Error analysis for a Crouzeix-Raviart approximation of the variable exponent Dirichlet problem
Anna Kh. Balci, Alex Kaltenbach
TL;DR
We address the numerical approximation of the nonlinear $p(\cdot)$-Dirichlet problem with Dirichlet boundary data using the nonconforming Crouzeix–Raviart element. The authors develop a medius error analysis for variable exponents, leveraging a node-averaging quasi-interpolation and local efficiency via shifted $N$-functions, and derive a priori error estimates that are optimal for Hölder exponents and quasi-optimal for Lipschitz exponents (with $\delta>0$). They also establish discrete duality and a Marini-type flux reconstruction, and validate the theory through numerical experiments.
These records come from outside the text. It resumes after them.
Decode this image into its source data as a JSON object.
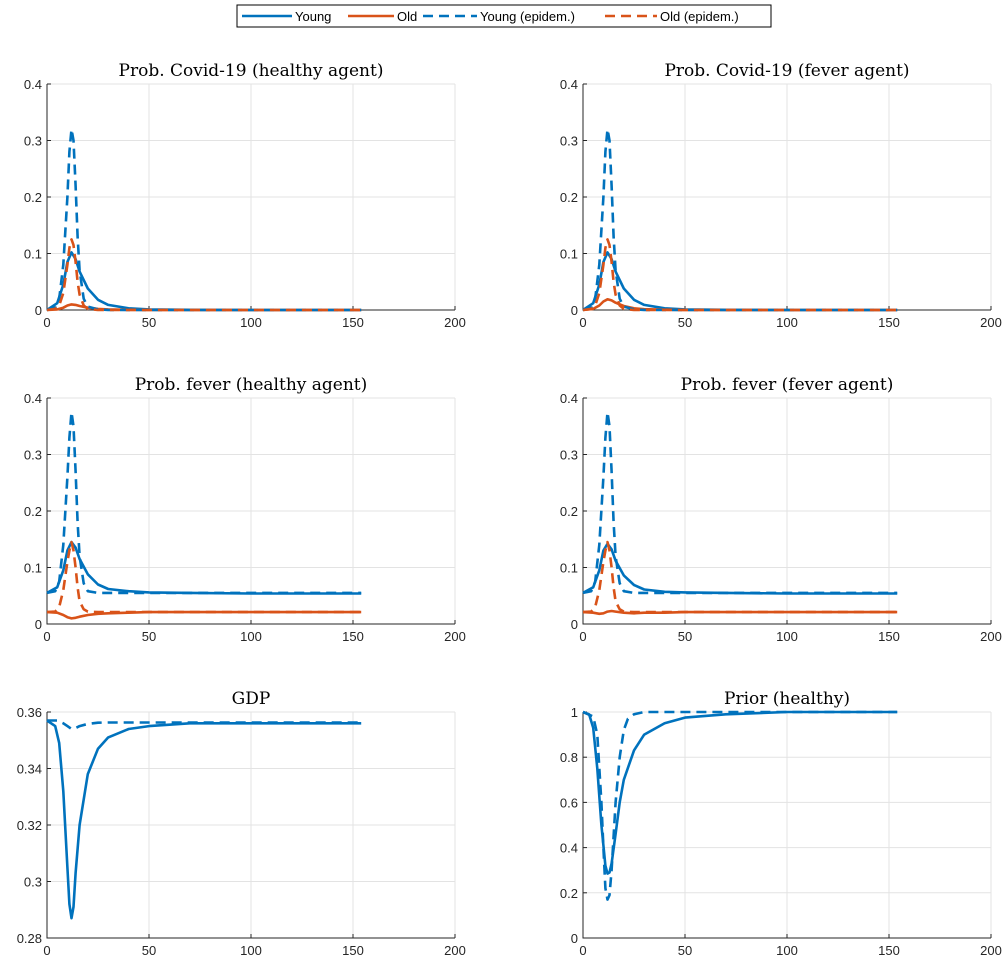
{
  "legend": {
    "placement": "top-center",
    "entries": [
      {
        "label": "Young",
        "color": "#0072BD",
        "style": "solid"
      },
      {
        "label": "Old",
        "color": "#D95319",
        "style": "solid"
      },
      {
        "label": "Young (epidem.)",
        "color": "#0072BD",
        "style": "dashed"
      },
      {
        "label": "Old (epidem.)",
        "color": "#D95319",
        "style": "dashed"
      }
    ]
  },
  "chart_data": [
    {
      "type": "line",
      "title": "Prob. Covid-19 (healthy agent)",
      "xlim": [
        0,
        200
      ],
      "ylim": [
        0,
        0.4
      ],
      "xticks": [
        "0",
        "50",
        "100",
        "150",
        "200"
      ],
      "yticks": [
        "0",
        "0.1",
        "0.2",
        "0.3",
        "0.4"
      ],
      "grid": true,
      "series": [
        {
          "name": "Young",
          "color": "#0072BD",
          "style": "solid",
          "x": [
            0,
            5,
            8,
            10,
            12,
            14,
            16,
            20,
            25,
            30,
            40,
            50,
            70,
            100,
            154
          ],
          "y": [
            0,
            0.012,
            0.045,
            0.085,
            0.102,
            0.09,
            0.068,
            0.038,
            0.018,
            0.009,
            0.003,
            0.001,
            0.0003,
            0,
            0
          ]
        },
        {
          "name": "Old",
          "color": "#D95319",
          "style": "solid",
          "x": [
            0,
            5,
            8,
            10,
            12,
            14,
            16,
            20,
            25,
            30,
            40,
            50,
            154
          ],
          "y": [
            0,
            0.001,
            0.004,
            0.008,
            0.01,
            0.009,
            0.007,
            0.004,
            0.002,
            0.001,
            0.0003,
            0,
            0
          ]
        },
        {
          "name": "Young (epidem.)",
          "color": "#0072BD",
          "style": "dashed",
          "x": [
            0,
            4,
            6,
            8,
            10,
            11,
            12,
            13,
            14,
            15,
            16,
            18,
            20,
            25,
            30,
            50,
            154
          ],
          "y": [
            0,
            0.004,
            0.02,
            0.08,
            0.2,
            0.28,
            0.32,
            0.3,
            0.22,
            0.13,
            0.07,
            0.02,
            0.006,
            0.001,
            0,
            0,
            0
          ]
        },
        {
          "name": "Old (epidem.)",
          "color": "#D95319",
          "style": "dashed",
          "x": [
            0,
            4,
            6,
            8,
            10,
            11,
            12,
            13,
            14,
            15,
            16,
            18,
            20,
            25,
            30,
            50,
            154
          ],
          "y": [
            0,
            0.002,
            0.008,
            0.03,
            0.08,
            0.11,
            0.125,
            0.115,
            0.085,
            0.05,
            0.027,
            0.008,
            0.002,
            0,
            0,
            0,
            0
          ]
        }
      ]
    },
    {
      "type": "line",
      "title": "Prob. Covid-19 (fever agent)",
      "xlim": [
        0,
        200
      ],
      "ylim": [
        0,
        0.4
      ],
      "xticks": [
        "0",
        "50",
        "100",
        "150",
        "200"
      ],
      "yticks": [
        "0",
        "0.1",
        "0.2",
        "0.3",
        "0.4"
      ],
      "grid": true,
      "series": [
        {
          "name": "Young",
          "color": "#0072BD",
          "style": "solid",
          "x": [
            0,
            5,
            8,
            10,
            12,
            14,
            16,
            20,
            25,
            30,
            40,
            50,
            70,
            100,
            154
          ],
          "y": [
            0,
            0.012,
            0.045,
            0.085,
            0.102,
            0.09,
            0.068,
            0.038,
            0.018,
            0.009,
            0.003,
            0.001,
            0.0003,
            0,
            0
          ]
        },
        {
          "name": "Old",
          "color": "#D95319",
          "style": "solid",
          "x": [
            0,
            5,
            8,
            10,
            12,
            14,
            16,
            20,
            25,
            30,
            40,
            50,
            154
          ],
          "y": [
            0,
            0.002,
            0.008,
            0.015,
            0.019,
            0.017,
            0.013,
            0.007,
            0.003,
            0.0015,
            0.0005,
            0,
            0
          ]
        },
        {
          "name": "Young (epidem.)",
          "color": "#0072BD",
          "style": "dashed",
          "x": [
            0,
            4,
            6,
            8,
            10,
            11,
            12,
            13,
            14,
            15,
            16,
            18,
            20,
            25,
            30,
            50,
            154
          ],
          "y": [
            0,
            0.004,
            0.02,
            0.08,
            0.2,
            0.28,
            0.32,
            0.3,
            0.22,
            0.13,
            0.07,
            0.02,
            0.006,
            0.001,
            0,
            0,
            0
          ]
        },
        {
          "name": "Old (epidem.)",
          "color": "#D95319",
          "style": "dashed",
          "x": [
            0,
            4,
            6,
            8,
            10,
            11,
            12,
            13,
            14,
            15,
            16,
            18,
            20,
            25,
            30,
            50,
            154
          ],
          "y": [
            0,
            0.002,
            0.008,
            0.03,
            0.08,
            0.11,
            0.125,
            0.115,
            0.085,
            0.05,
            0.027,
            0.008,
            0.002,
            0,
            0,
            0,
            0
          ]
        }
      ]
    },
    {
      "type": "line",
      "title": "Prob. fever (healthy agent)",
      "xlim": [
        0,
        200
      ],
      "ylim": [
        0,
        0.4
      ],
      "xticks": [
        "0",
        "50",
        "100",
        "150",
        "200"
      ],
      "yticks": [
        "0",
        "0.1",
        "0.2",
        "0.3",
        "0.4"
      ],
      "grid": true,
      "series": [
        {
          "name": "Young",
          "color": "#0072BD",
          "style": "solid",
          "x": [
            0,
            5,
            8,
            10,
            12,
            14,
            16,
            20,
            25,
            30,
            40,
            50,
            70,
            100,
            154
          ],
          "y": [
            0.055,
            0.065,
            0.095,
            0.13,
            0.145,
            0.135,
            0.115,
            0.088,
            0.07,
            0.062,
            0.058,
            0.056,
            0.055,
            0.054,
            0.054
          ]
        },
        {
          "name": "Old",
          "color": "#D95319",
          "style": "solid",
          "x": [
            0,
            5,
            8,
            10,
            12,
            14,
            16,
            20,
            25,
            30,
            40,
            50,
            100,
            154
          ],
          "y": [
            0.021,
            0.02,
            0.016,
            0.012,
            0.01,
            0.011,
            0.013,
            0.016,
            0.018,
            0.019,
            0.02,
            0.021,
            0.021,
            0.021
          ]
        },
        {
          "name": "Young (epidem.)",
          "color": "#0072BD",
          "style": "dashed",
          "x": [
            0,
            4,
            6,
            8,
            10,
            11,
            12,
            13,
            14,
            15,
            16,
            18,
            20,
            25,
            30,
            50,
            154
          ],
          "y": [
            0.055,
            0.058,
            0.075,
            0.14,
            0.26,
            0.33,
            0.375,
            0.35,
            0.27,
            0.18,
            0.12,
            0.072,
            0.058,
            0.055,
            0.055,
            0.055,
            0.055
          ]
        },
        {
          "name": "Old (epidem.)",
          "color": "#D95319",
          "style": "dashed",
          "x": [
            0,
            4,
            6,
            8,
            10,
            11,
            12,
            13,
            14,
            15,
            16,
            18,
            20,
            25,
            30,
            50,
            154
          ],
          "y": [
            0.021,
            0.022,
            0.03,
            0.06,
            0.11,
            0.13,
            0.145,
            0.13,
            0.1,
            0.065,
            0.04,
            0.026,
            0.022,
            0.021,
            0.021,
            0.021,
            0.021
          ]
        }
      ]
    },
    {
      "type": "line",
      "title": "Prob. fever (fever agent)",
      "xlim": [
        0,
        200
      ],
      "ylim": [
        0,
        0.4
      ],
      "xticks": [
        "0",
        "50",
        "100",
        "150",
        "200"
      ],
      "yticks": [
        "0",
        "0.1",
        "0.2",
        "0.3",
        "0.4"
      ],
      "grid": true,
      "series": [
        {
          "name": "Young",
          "color": "#0072BD",
          "style": "solid",
          "x": [
            0,
            5,
            8,
            10,
            12,
            14,
            16,
            20,
            25,
            30,
            40,
            50,
            70,
            100,
            154
          ],
          "y": [
            0.055,
            0.065,
            0.095,
            0.13,
            0.142,
            0.132,
            0.112,
            0.086,
            0.069,
            0.061,
            0.057,
            0.056,
            0.055,
            0.054,
            0.054
          ]
        },
        {
          "name": "Old",
          "color": "#D95319",
          "style": "solid",
          "x": [
            0,
            5,
            8,
            10,
            12,
            14,
            16,
            20,
            25,
            30,
            40,
            50,
            100,
            154
          ],
          "y": [
            0.021,
            0.02,
            0.018,
            0.019,
            0.022,
            0.023,
            0.022,
            0.02,
            0.019,
            0.02,
            0.02,
            0.021,
            0.021,
            0.021
          ]
        },
        {
          "name": "Young (epidem.)",
          "color": "#0072BD",
          "style": "dashed",
          "x": [
            0,
            4,
            6,
            8,
            10,
            11,
            12,
            13,
            14,
            15,
            16,
            18,
            20,
            25,
            30,
            50,
            154
          ],
          "y": [
            0.055,
            0.058,
            0.075,
            0.14,
            0.26,
            0.33,
            0.375,
            0.35,
            0.27,
            0.18,
            0.12,
            0.072,
            0.058,
            0.055,
            0.055,
            0.055,
            0.055
          ]
        },
        {
          "name": "Old (epidem.)",
          "color": "#D95319",
          "style": "dashed",
          "x": [
            0,
            4,
            6,
            8,
            10,
            11,
            12,
            13,
            14,
            15,
            16,
            18,
            20,
            25,
            30,
            50,
            154
          ],
          "y": [
            0.021,
            0.022,
            0.03,
            0.06,
            0.11,
            0.13,
            0.145,
            0.13,
            0.1,
            0.065,
            0.04,
            0.026,
            0.022,
            0.021,
            0.021,
            0.021,
            0.021
          ]
        }
      ]
    },
    {
      "type": "line",
      "title": "GDP",
      "xlim": [
        0,
        200
      ],
      "ylim": [
        0.28,
        0.36
      ],
      "xticks": [
        "0",
        "50",
        "100",
        "150",
        "200"
      ],
      "yticks": [
        "0.28",
        "0.3",
        "0.32",
        "0.34",
        "0.36"
      ],
      "grid": true,
      "series": [
        {
          "name": "Young",
          "color": "#0072BD",
          "style": "solid",
          "x": [
            0,
            4,
            6,
            8,
            10,
            11,
            12,
            13,
            14,
            16,
            20,
            25,
            30,
            40,
            50,
            70,
            100,
            154
          ],
          "y": [
            0.357,
            0.355,
            0.349,
            0.332,
            0.305,
            0.292,
            0.287,
            0.291,
            0.303,
            0.32,
            0.338,
            0.347,
            0.351,
            0.354,
            0.355,
            0.356,
            0.356,
            0.356
          ]
        },
        {
          "name": "Young (epidem.)",
          "color": "#0072BD",
          "style": "dashed",
          "x": [
            0,
            5,
            8,
            10,
            12,
            14,
            16,
            20,
            25,
            30,
            50,
            100,
            154
          ],
          "y": [
            0.357,
            0.357,
            0.356,
            0.355,
            0.354,
            0.3543,
            0.355,
            0.3558,
            0.3562,
            0.3563,
            0.3563,
            0.3563,
            0.3563
          ]
        }
      ]
    },
    {
      "type": "line",
      "title": "Prior (healthy)",
      "xlim": [
        0,
        200
      ],
      "ylim": [
        0,
        1
      ],
      "xticks": [
        "0",
        "50",
        "100",
        "150",
        "200"
      ],
      "yticks": [
        "0",
        "0.2",
        "0.4",
        "0.6",
        "0.8",
        "1"
      ],
      "grid": true,
      "series": [
        {
          "name": "Young",
          "color": "#0072BD",
          "style": "solid",
          "x": [
            0,
            3,
            5,
            7,
            9,
            11,
            12,
            13,
            14,
            16,
            18,
            20,
            25,
            30,
            40,
            50,
            70,
            100,
            154
          ],
          "y": [
            1,
            0.99,
            0.93,
            0.75,
            0.5,
            0.32,
            0.285,
            0.29,
            0.33,
            0.46,
            0.6,
            0.7,
            0.83,
            0.9,
            0.95,
            0.975,
            0.99,
            1,
            1
          ]
        },
        {
          "name": "Young (epidem.)",
          "color": "#0072BD",
          "style": "dashed",
          "x": [
            0,
            5,
            7,
            9,
            10,
            11,
            12,
            13,
            14,
            15,
            16,
            18,
            20,
            22,
            25,
            30,
            50,
            154
          ],
          "y": [
            1,
            0.98,
            0.9,
            0.6,
            0.4,
            0.22,
            0.17,
            0.19,
            0.3,
            0.45,
            0.6,
            0.8,
            0.92,
            0.97,
            0.99,
            1,
            1,
            1
          ]
        }
      ]
    }
  ]
}
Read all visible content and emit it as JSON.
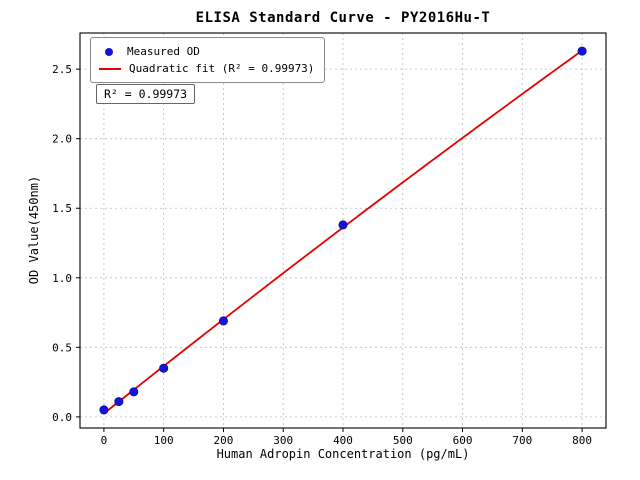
{
  "chart_data": {
    "type": "scatter",
    "title": "ELISA Standard Curve - PY2016Hu-T",
    "xlabel": "Human Adropin Concentration (pg/mL)",
    "ylabel": "OD Value(450nm)",
    "x": [
      0,
      25,
      50,
      100,
      200,
      400,
      800
    ],
    "series": [
      {
        "name": "Measured OD",
        "type": "scatter",
        "color": "#1414dd",
        "values": [
          0.05,
          0.11,
          0.18,
          0.35,
          0.69,
          1.38,
          2.63
        ]
      },
      {
        "name": "Quadratic fit (R² = 0.99973)",
        "type": "quadratic-fit-line",
        "color": "#e60000"
      }
    ],
    "annotation": "R² = 0.99973",
    "r_squared": 0.99973,
    "xticks": [
      0,
      100,
      200,
      300,
      400,
      500,
      600,
      700,
      800
    ],
    "yticks": [
      0.0,
      0.5,
      1.0,
      1.5,
      2.0,
      2.5
    ],
    "xlim": [
      -40,
      840
    ],
    "ylim": [
      -0.08,
      2.76
    ],
    "grid": true,
    "grid_style": "dashed",
    "legend_position": "upper left",
    "colors": {
      "grid": "#bdbdbd",
      "axis": "#000000",
      "scatter": "#1414dd",
      "fit_line": "#e60000",
      "text": "#000000"
    }
  }
}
The results extend the error-control toolkit for variable-exponent PDEs and nonconforming FEM, providing rigorous guarantees for simulations in contexts with energy-gap phenomena and spatially varying growth.
Abstract
In the present paper, we examine a Crouzeix-Raviart approximation of the $p(\cdot)$-Dirichlet problem. We derive a $\textit{medius}$ error estimate, $\textit{i.e.}$, a best-approximation result, which holds for uniformly continuous exponents and implies $\textit{a priori}$ error estimates, which apply for Hölder continuous exponents and are optimal for Lipschitz continuous exponents. Numerical experiments are carried out to review the theoretical findings.